Every year after the World Series, Kringle takes two months of vacation from his day-job as an online news editor for Major League Baseball, and he begins what he calls his ‘Christmas mission’ full-time.

He kicks off the season by giving away the first gift of Christmas to a Dream Factory child at Longview Lake’s “Christmas in the Sky” event. He fills his schedule with special in-home holiday visits and corporate party appearances, but his heart is always inclined toward opportunities that allow him to give back. He asks for payment in the form of new, unwrapped toys, or for donations to purchase the goods that stock his big red bag.

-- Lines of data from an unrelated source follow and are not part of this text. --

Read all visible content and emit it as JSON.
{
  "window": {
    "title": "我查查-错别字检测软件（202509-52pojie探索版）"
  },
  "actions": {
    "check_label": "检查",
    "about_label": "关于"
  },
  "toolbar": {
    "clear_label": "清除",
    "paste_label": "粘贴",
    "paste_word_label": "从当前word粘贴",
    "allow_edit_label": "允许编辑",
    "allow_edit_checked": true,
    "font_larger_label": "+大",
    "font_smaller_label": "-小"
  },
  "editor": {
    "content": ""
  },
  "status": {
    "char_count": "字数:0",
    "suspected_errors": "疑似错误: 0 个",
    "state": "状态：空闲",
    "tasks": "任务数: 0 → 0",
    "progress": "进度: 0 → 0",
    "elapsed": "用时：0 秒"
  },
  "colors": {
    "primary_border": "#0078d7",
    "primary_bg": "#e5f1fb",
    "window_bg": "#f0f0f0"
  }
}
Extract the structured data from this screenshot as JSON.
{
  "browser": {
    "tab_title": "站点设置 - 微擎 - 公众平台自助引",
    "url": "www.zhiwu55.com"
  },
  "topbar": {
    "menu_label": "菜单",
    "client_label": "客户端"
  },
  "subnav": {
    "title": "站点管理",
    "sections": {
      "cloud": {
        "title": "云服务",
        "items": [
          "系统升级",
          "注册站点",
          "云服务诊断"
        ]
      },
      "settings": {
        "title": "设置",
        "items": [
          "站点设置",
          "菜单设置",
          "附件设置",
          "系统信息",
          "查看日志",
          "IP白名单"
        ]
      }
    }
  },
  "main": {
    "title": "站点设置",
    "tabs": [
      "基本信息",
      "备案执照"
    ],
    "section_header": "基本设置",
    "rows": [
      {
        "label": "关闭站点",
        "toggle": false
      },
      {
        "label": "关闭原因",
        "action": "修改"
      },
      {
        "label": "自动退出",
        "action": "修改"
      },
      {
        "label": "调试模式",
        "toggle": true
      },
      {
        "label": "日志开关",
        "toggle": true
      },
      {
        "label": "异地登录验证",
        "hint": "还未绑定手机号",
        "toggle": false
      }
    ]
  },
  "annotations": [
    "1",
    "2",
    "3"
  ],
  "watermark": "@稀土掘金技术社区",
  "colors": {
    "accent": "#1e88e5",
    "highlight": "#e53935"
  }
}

One of Kringle’s favorite partnerships each year is hosting Santa’s Toy Shop at Ronald McDonald House. Last year he was able to deliver 700 toys and visit with the children and their families who are battling a serious childhood illness together.

And for the past 12 years, on Christmas Eve, he’s delivered presents and cheer to children spending that evening in the Salvation Army Children’s Shelter, a safe haven for children unable to remain in their homes due to a family crisis.

For Kringle, seeing children’s eyes light up when he enters the room never gets old.

“The best thing is seeing the adults’ eyes light up too,” he says.

You don’t have to wear a red suit to be like Santa Claus, Kringle advises – just be kind and listen. Then, reach a hand out and help others.  

“Holidays aren’t always joyful for everyone. I think we need to be mindful of that and do what we can to make others feel good. The joy that you give is the joy that you get in return. That’s very important, especially this time of year.”

Dear Santa,

How do I share my wish list with you?

Go to Kriss Kringle at and click ‘Contact Santa’ to send Santa your Christmas wishes or inquiries.

What do reindeer like to eat?

They love carrots and red bell peppers. If the carrots are fresh, they’ll swallow them whole.

How do you pace yourself eating with all the cookies and goodies left out?

If you leave treats behind, it upsets people. I’ll eat what I can, the rest I take with me to share with Mrs. Claus and the elves when I get back to the North Pole.